The Education Development Center (EDC) is an international non-profit organization dedicated to enhancing learning and promoting health around the world. Started by a group of MIT professors during the Sputnik era, the EDC today employs about 1,700 people around the world.
As EDC’s headquarters in Waltham, Massachusetts, grew over time in a leased old mill building, each new sublet became a cozy, quirky, crowded enclave. Staff would not see each other regularly and assume that others were out of the country.
Within a larger new space (also a former mill building) the design team needed to create connectivity between groups yet maintain the identity of each. The new space had to keep the staff happy and help them to stay productive. It was a significant challenge to get 400 dedicated, highly educated researchers to embrace a more open work environment.
The design team also had to work with limited funds for renovation.
In the larger space, there was ample opportunity to create more open, coherent workspace. The design team designed neighborhoods that replicated the intimate vibe of the old space while adding opportunities for staff to interact with additional programming and strategic circulation paths.
Each of the two floors has a circulation theme: the Piazza and Broadway. The Piazza recalls open community spaces in older European cities, in which gathering areas spilled into and between buildings. On the first floor of the EDC, communal areas are woven together with freestanding and enclosed conference and work rooms. Broadway, a reference to the main street in many towns, is a wide path of circulation that cuts across the floor and terminates at glazed meeting rooms. The new stair, with a wall of reclaimed wood, links the two floors and provides visual connectivity.

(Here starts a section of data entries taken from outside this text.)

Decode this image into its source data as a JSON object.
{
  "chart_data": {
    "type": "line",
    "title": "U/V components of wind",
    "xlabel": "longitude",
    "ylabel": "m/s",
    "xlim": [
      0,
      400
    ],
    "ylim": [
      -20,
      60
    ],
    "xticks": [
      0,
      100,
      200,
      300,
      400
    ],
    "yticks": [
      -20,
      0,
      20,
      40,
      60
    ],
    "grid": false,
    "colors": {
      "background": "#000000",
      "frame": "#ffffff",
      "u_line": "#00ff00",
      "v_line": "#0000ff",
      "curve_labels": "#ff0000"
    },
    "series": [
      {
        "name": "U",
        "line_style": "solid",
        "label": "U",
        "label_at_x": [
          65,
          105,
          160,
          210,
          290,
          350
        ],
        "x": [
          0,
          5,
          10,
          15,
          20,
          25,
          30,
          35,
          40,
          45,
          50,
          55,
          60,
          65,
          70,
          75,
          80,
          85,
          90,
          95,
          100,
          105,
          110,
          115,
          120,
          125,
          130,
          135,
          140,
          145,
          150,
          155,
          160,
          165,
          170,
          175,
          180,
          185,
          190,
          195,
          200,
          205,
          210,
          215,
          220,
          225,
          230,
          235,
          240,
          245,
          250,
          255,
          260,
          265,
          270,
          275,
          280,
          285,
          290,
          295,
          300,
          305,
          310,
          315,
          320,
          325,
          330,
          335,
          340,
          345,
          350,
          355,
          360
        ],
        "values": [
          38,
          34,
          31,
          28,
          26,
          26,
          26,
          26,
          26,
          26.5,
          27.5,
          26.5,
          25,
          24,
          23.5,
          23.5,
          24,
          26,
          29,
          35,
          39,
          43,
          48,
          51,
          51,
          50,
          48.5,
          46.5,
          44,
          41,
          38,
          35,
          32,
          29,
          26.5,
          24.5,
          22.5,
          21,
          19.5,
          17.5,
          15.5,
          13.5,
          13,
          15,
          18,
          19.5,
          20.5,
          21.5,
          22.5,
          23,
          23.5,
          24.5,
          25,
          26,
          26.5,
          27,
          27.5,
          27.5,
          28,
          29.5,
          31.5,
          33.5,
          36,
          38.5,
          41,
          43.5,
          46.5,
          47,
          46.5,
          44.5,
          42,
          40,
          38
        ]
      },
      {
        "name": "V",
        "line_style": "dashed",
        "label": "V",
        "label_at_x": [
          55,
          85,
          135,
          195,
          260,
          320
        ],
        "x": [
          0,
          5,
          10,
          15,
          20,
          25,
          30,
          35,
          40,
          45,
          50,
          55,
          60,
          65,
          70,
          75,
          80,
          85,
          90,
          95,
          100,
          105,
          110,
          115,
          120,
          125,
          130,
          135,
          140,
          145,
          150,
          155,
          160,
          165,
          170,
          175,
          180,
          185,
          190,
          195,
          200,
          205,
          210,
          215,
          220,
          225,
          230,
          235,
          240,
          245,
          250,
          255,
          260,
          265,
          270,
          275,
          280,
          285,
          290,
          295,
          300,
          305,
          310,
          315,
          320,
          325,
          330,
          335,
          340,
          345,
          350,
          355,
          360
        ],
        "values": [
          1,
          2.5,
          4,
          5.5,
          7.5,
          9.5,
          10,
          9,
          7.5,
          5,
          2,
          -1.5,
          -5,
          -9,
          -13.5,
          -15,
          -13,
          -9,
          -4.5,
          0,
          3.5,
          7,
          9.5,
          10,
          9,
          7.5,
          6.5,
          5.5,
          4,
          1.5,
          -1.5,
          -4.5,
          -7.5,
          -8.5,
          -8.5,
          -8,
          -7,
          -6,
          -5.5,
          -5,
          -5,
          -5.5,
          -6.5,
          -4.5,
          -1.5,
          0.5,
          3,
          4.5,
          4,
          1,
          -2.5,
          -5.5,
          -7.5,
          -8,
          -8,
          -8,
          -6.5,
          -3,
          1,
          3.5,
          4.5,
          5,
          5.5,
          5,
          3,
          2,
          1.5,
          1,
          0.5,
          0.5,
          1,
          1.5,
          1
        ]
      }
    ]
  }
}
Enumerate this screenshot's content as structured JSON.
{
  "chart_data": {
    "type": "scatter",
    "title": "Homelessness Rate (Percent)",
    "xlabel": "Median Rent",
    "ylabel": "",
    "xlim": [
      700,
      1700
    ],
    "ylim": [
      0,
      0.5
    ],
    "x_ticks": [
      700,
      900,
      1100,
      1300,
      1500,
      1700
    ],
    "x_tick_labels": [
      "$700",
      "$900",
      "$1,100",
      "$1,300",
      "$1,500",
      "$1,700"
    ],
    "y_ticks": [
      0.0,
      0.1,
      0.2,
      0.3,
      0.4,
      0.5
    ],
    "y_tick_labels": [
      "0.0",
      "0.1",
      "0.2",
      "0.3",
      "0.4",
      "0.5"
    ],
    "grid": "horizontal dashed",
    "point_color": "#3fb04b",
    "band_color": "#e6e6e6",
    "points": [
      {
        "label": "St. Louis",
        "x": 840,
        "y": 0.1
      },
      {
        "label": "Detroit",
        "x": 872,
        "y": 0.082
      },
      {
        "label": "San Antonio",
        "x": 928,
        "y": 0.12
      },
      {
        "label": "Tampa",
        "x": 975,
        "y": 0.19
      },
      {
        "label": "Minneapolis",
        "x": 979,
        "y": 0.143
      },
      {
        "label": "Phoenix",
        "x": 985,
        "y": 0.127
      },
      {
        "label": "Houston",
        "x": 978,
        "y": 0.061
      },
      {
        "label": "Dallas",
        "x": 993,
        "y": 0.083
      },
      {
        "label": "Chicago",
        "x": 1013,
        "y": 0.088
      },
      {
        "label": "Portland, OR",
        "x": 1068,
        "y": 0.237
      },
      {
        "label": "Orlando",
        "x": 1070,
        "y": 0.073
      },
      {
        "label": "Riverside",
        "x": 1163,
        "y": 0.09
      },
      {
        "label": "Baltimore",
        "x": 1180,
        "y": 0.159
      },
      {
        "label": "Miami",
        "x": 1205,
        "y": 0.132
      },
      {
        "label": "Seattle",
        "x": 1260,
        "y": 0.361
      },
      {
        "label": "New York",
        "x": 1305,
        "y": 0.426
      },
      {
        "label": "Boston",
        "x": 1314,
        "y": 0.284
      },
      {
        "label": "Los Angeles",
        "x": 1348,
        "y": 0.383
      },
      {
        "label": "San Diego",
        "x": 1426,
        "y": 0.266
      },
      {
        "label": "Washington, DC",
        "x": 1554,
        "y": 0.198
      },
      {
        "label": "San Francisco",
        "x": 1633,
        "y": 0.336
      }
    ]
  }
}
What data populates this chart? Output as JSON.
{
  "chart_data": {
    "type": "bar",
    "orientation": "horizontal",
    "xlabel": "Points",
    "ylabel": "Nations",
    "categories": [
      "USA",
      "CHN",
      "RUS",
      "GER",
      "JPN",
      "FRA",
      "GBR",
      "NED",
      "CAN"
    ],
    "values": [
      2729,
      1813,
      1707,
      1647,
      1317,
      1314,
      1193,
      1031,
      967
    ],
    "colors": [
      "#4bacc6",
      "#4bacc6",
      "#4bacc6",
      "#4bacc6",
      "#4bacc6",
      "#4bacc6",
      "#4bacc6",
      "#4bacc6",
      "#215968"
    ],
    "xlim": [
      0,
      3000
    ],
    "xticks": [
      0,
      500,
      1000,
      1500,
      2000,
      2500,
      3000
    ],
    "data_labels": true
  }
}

The design team carefully considered the proportion of open to closed workspaces and how each space should be defined. They determined that there were to be no enclosed workspaces along the window walls and the assignment of workspaces for staff had clear functional criteria.Strategic lighting and acoustical treatments mitigated most concerns about the ability to conduct research in a more open environment.
The rich color palette and materials were inspired by photographs of beautiful locations around the world in which EDC works. Subtle graphics on the conference room window walls both illustrate what EDC does and provide a degree of opacity for those working in the spaces.
The space was designed following sustainability guidelines—also keeping with EDC’s mission.
The new space has impacted how EDC staff members work together, and even influenced their organizational culture. The design encourages staff to meet, discuss, and forge new alliances, and, as a result, more staff are choosing to work in the headquarters rather than at home. The informal meeting spaces and glass walled conference rooms and have created a more energized, collaborative work environment.
Joanne P. Brady, senior vice president and director of the Learning and Teaching Division, shared, “I have seen people in my division that I have never seen before. I also hear people talk about hosting meetings here in a more enthusiastic way.”
The heightened design sensibility has contributed to a greater sense of pride. “The colors, the fabric, the bright lights, and spacious hallways all add to a feeling of: ‘The work we do is important, as are all of the people who carry it out,’” said Joanne.